The client is an Asian regional headquarters of a large apparel manufacturing company traded on the New York Stock Exchange, with more than 50,000 employees worldwide and annual sales of approximately $500 million. This company is home to some of the best known clothing brands in the world.
As the client is publicly traded in the United States, the organization falls under Sarbanes-Oxley (SOX) compliance requirements. For the IT department, this involves taking the required steps to increase the security of all IT systems and applications. It also involves minimizing the risks associated with application development and maintenance by preventing unauthorized changes to the application.
While the client prefers developing applications in IBM Notes, they found the platform did not lend itself to making the development environment as secure as their internal control procedures required. Existing policies required segregating duties between the development and deployment teams. Developers were not supposed to make changes to any production application, leaving application maintenance activities to the deployment team. Because their policies could not be enforced, the "honor system" was the method used for application access control.
The Teamstudio Solution
After a detailed discussion with Teamstudio, the client learned how Teamstudio CIAO!® could provide the source code control they needed in order to prevent unauthorized access to application design. CIAO! could also be used to prevent developers from making application changes in the production environment.
By using CIAO!, the client has completely locked down access to IBM Notes application design, ensuring that only authorized personnel are able to make changes to the applications. CIAO! has effectively denied developers access to the production environment.

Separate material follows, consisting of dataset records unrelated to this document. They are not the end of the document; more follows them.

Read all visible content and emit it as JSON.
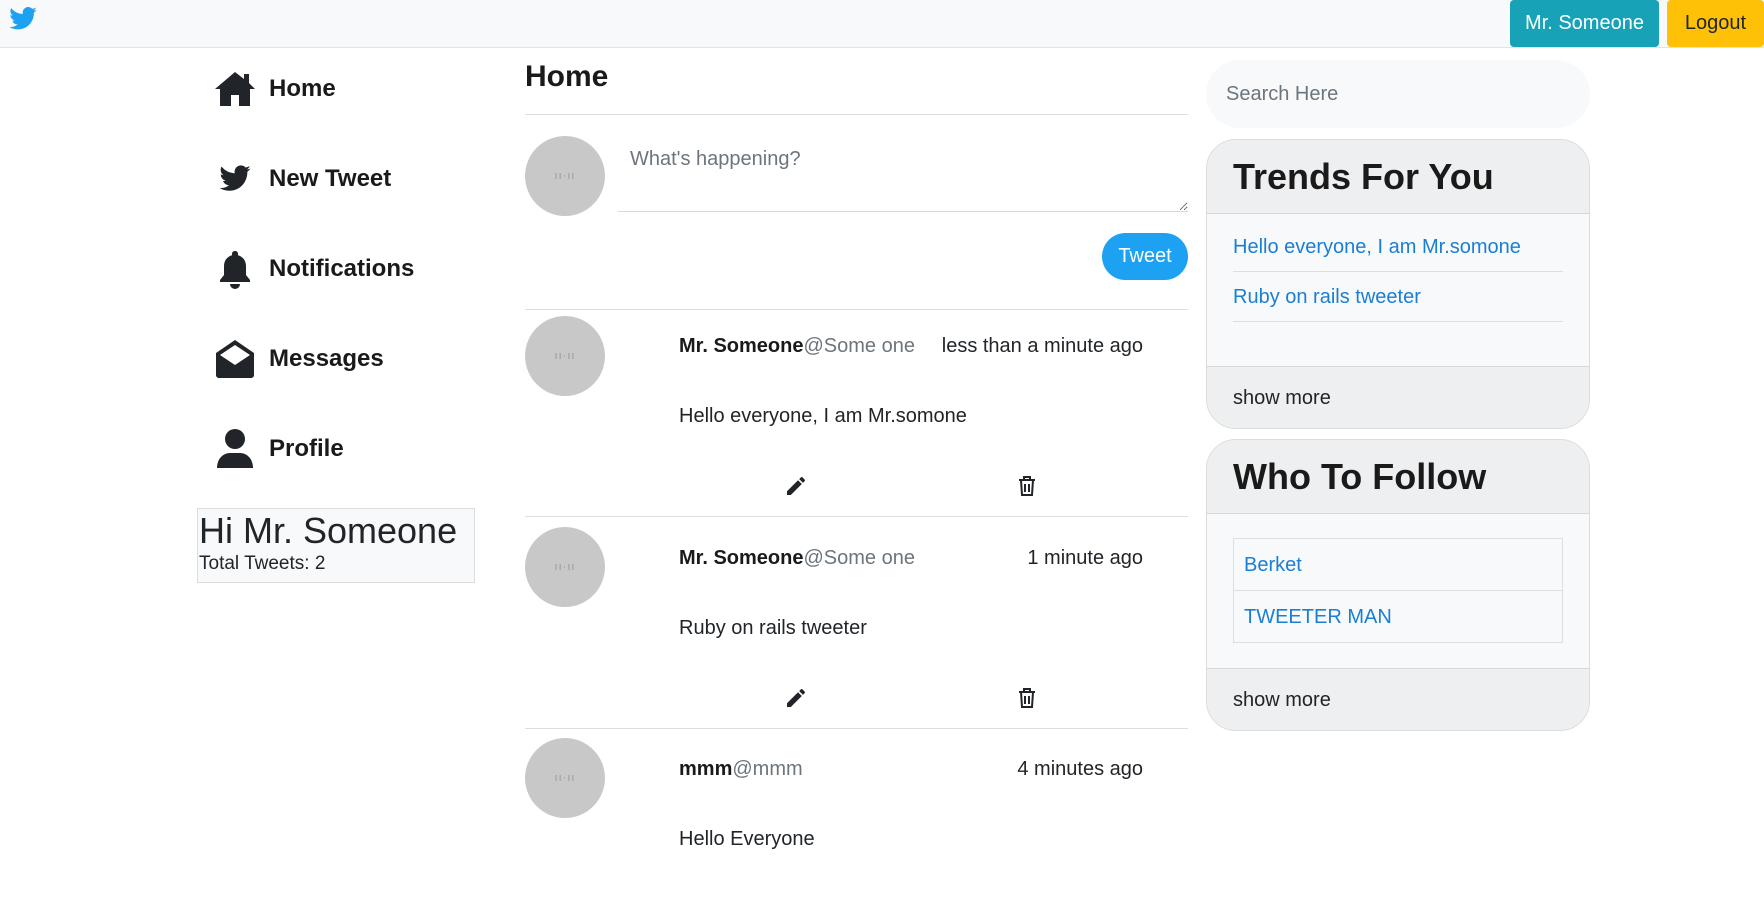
{
  "topbar": {
    "user_button": "Mr. Someone",
    "logout_button": "Logout",
    "brand_color": "#1da1f2"
  },
  "nav": {
    "items": [
      {
        "label": "Home",
        "icon": "home-icon"
      },
      {
        "label": "New Tweet",
        "icon": "bird-icon"
      },
      {
        "label": "Notifications",
        "icon": "bell-icon"
      },
      {
        "label": "Messages",
        "icon": "envelope-open-icon"
      },
      {
        "label": "Profile",
        "icon": "user-icon"
      }
    ]
  },
  "greeting": {
    "title": "Hi Mr. Someone",
    "subtitle": "Total Tweets: 2"
  },
  "main": {
    "title": "Home",
    "compose_placeholder": "What's happening?",
    "tweet_button": "Tweet",
    "tweets": [
      {
        "name": "Mr. Someone",
        "handle": "@Some one",
        "time": "less than a minute ago",
        "body": "Hello everyone, I am Mr.somone"
      },
      {
        "name": "Mr. Someone",
        "handle": "@Some one",
        "time": "1 minute ago",
        "body": "Ruby on rails tweeter"
      },
      {
        "name": "mmm",
        "handle": "@mmm",
        "time": "4 minutes ago",
        "body": "Hello Everyone"
      }
    ]
  },
  "sidebar": {
    "search_placeholder": "Search Here",
    "trends": {
      "title": "Trends For You",
      "items": [
        "Hello everyone, I am Mr.somone",
        "Ruby on rails tweeter"
      ],
      "more": "show more"
    },
    "follow": {
      "title": "Who To Follow",
      "items": [
        "Berket",
        "TWEETER MAN"
      ],
      "more": "show more"
    }
  }
}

CIAO! allows the client to enforce their policy of separating the development and deployment teams.
An unanticipated benefit of implementing CIAO! was the ability for the client to provide a complete audit trail of application access and changes. The client is now able to generate reports that include an audit trail of what was changed and by whom, when the change occurred, and why the change was made. Compliance is an important consideration for the client, and CIAO! provides them with complete reporting for each of their IBM Notes applications, down to the design element.
CIAO! provided the solution for the client to deliver the necessary IT governance to IBM Notes, a platform that has been traditionally difficult to control. The organization went through a SOX audit following their implementation of CIAO!. Having a defined, documented, enforceable, and sustainable process in place to manage their development process enabled them to pass the SOX audit without a problem.